Come siete riusciti a finanziarvi? In genere non è semplice ottenere dei fondi per progetti di questo tipo... Angelo Curti: Qui viene il bello. La Regione Campania fece una conferenza stampa in cui annunciava ufficialmente che avrebbe finanziato il progetto con 200 mila euro. Mi ricordo che allora venne pubblicato un articolo sul settimanale L'Espresso in cui si accusava Paolo Sorrentino di aver intascato i soldi di Antonio Bassolino. Il punto è che dopo la famosa conferenza stampa, la Regione sparì. Fortunatamente siamo riusciti a contare sul supporto di Rai Cinema, che ci ha dato la metà dei soldi promessi dalla Regione. Ogni regista ha lavorato con grande passione ed è grazie a questo se siamo riusciti nel nostro intento.
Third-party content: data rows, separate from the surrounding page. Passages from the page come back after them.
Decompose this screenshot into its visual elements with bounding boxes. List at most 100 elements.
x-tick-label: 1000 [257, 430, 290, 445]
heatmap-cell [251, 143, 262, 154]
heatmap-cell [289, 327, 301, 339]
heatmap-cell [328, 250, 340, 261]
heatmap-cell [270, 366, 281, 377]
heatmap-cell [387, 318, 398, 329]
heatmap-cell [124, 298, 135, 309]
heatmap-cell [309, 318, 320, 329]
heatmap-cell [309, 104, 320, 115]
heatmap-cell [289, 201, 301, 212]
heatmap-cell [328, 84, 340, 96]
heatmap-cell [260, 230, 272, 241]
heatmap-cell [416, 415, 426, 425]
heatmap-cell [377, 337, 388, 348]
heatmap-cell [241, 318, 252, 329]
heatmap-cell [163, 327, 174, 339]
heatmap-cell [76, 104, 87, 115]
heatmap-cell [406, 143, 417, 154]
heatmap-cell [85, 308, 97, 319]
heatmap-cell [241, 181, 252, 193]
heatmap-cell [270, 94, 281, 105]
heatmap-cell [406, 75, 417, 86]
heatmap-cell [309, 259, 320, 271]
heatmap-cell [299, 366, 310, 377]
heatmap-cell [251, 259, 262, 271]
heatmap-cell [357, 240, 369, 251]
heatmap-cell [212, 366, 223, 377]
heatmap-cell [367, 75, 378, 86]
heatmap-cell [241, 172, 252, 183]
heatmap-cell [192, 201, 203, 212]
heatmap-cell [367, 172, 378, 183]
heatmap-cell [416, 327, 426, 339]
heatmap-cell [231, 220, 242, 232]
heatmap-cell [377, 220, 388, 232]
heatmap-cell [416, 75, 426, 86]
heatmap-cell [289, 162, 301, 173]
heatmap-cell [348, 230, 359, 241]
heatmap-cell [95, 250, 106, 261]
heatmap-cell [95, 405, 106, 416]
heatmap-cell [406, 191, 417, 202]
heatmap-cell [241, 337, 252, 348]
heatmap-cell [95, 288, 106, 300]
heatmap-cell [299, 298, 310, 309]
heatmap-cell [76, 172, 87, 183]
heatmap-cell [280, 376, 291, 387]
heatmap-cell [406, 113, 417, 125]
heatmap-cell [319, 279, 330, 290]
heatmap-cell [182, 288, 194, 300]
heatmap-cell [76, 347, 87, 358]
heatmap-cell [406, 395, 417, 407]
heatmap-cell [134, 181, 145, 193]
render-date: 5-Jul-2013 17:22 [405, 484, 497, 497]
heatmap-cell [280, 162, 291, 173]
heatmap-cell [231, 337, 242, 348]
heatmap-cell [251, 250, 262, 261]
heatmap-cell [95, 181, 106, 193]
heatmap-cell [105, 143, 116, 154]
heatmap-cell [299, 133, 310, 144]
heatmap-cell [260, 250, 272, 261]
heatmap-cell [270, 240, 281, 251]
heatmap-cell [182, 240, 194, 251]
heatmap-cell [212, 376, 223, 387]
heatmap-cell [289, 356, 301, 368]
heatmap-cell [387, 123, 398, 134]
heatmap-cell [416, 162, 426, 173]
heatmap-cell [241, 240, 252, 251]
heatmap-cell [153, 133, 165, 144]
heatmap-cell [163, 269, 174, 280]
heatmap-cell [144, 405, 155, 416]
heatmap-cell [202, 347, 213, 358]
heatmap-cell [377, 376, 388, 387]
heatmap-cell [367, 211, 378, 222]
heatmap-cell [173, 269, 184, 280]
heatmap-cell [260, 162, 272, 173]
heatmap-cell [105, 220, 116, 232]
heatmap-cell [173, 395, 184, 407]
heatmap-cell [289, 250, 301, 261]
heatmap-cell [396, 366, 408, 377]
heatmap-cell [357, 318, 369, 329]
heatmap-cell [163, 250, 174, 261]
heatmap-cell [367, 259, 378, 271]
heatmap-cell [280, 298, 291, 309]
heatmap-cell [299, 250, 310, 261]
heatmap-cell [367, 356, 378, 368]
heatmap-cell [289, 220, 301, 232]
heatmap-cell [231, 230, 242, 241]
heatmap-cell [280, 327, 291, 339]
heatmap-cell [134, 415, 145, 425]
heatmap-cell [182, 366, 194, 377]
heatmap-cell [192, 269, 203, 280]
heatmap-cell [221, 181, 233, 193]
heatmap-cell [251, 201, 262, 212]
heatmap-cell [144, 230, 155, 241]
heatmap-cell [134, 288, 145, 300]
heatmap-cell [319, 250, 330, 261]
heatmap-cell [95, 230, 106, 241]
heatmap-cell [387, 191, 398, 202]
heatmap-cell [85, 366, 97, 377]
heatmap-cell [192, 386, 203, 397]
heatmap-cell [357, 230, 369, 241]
Che spiegazione vi siete dati rispetto a questro dietro front? Angelo Curti: In realtà non si può parlare neanche di retromarcia, perché semplicemente non ci hanno più detto nulla. Si sono immobilizzati. E non perché volessero dare un giudizio sui contenuti del film. Se lo avessero fatto, almeno ci sarebbe stata una dialettica.
Nei giorni scorsi, in ambiti differenti, Dario Argento e Marco Bellocchio hanno rimproverato ai rappresentanti del cinema italiano di non essere in grado di lavorare collettivamente. Condividi questo giudizio e pensi che un film come Napoli 24 possa rappresentare un esempio virtuoso? Pietro Marcello: Condivido parzialmente questa visione. Riguardo ai lavori collettivi sono molto scettico. Se guardiamo alle esperienze del passato, le migliori opere di questo genere erano quelle che partivano da una motivazione politica molto forte. In mancanza di questa spinta, legata a dei momenti storici ben precisi, non so quanto sia possibile attuare simili progetti. Noi ci siamo riusciti per merito dei produttori, a cui va un plauso fortissimo. Non avevano delle motivazioni economiche per fare questa cosa, erano solo spinti dal desiderio di fare un'elegia napoletana, principalmente perché Napoli è la loro città e poi perché sono dei produttori speciali e ostinati. I veri autori sono loro.
Come hai scelto il materiale per il tuo contributo, Rettifilo, in cui racconti la giornata di un gruppo di scalpellini che lavorano per strada? Pietro Marcello: Si tratta di miei vecchi lavori su Napoli, che in qualche modo si ispiravano a Walter Ruttmann e alla sua Berlino - Sinfonia di una grande città. All'epoca, quando ero ragazzetto, ho girato circa 150 ore di materiali, ma non ne ho mai fatto nulla, forse perché non ero maturo per lavorare ad una cosa del genere. Quando Nicola Giuliano mi ha parlato di questo progetto, sono rimasto molto colpito dall'intenzione.
Come hai interagito, se lo hai fatto, con gli altri registi? Pietro Marcello: Molti di loro sono miei amici, Mario Spada, Daria D'Antonio, Giovanni Cioni, ma non ci siamo mai parlati. Del resto è impossibile mettere insieme una ventina di registi e lavorare allo stesso film. Il mio piccolo lavoro l'ho dato già montato, già sonorizzato, già musicato. Questa operazione era possibile soltanto in questo modo e non altrimenti. Lo ribadisco, la forza è stata proprio quella di tre produttori che hanno voluto fortemente questo lavoro, nonostante la mancanza del budget.
Sei nato a Caserta, qual è la tua visione di Napoli? Pietro Marcello: Napoli è la mia città di formazione ed è la città dove ti fai gli anticorpi. E' una città che vive sotto un vulcano, è tutto così alchemico. E' la fossa dei leoni. Io faccio sempre il paragone tra Napoli e Bologna. Bologna è una città che ti offre tanti servizi, dove c'è tutto e dove probabilmente l'idea del desiderio si consuma proprio perché c'è tutto. A Napoli, invece, mancano tante cose, è tutto più faticoso e questo è linfa vitale. Come il lichene che cresce sulla pietra vulcanica. Ecco in Napoli 24 c'è uno sguardo altro, che non è quello della teatralità napoletana, probabilmente. Per me Napoli è una città fatta di grigi. Benjamin scriveva che è una città scura. Rispetto ad altre città come Genova, dove la presenza del mare è palpabile, a Napoli non si sente il mare. E quando sei nei vicoli è una città grigia, non è una città solare. Allora bisogna saper raccontare anche altri aspetti della città. E in questo film non mancano.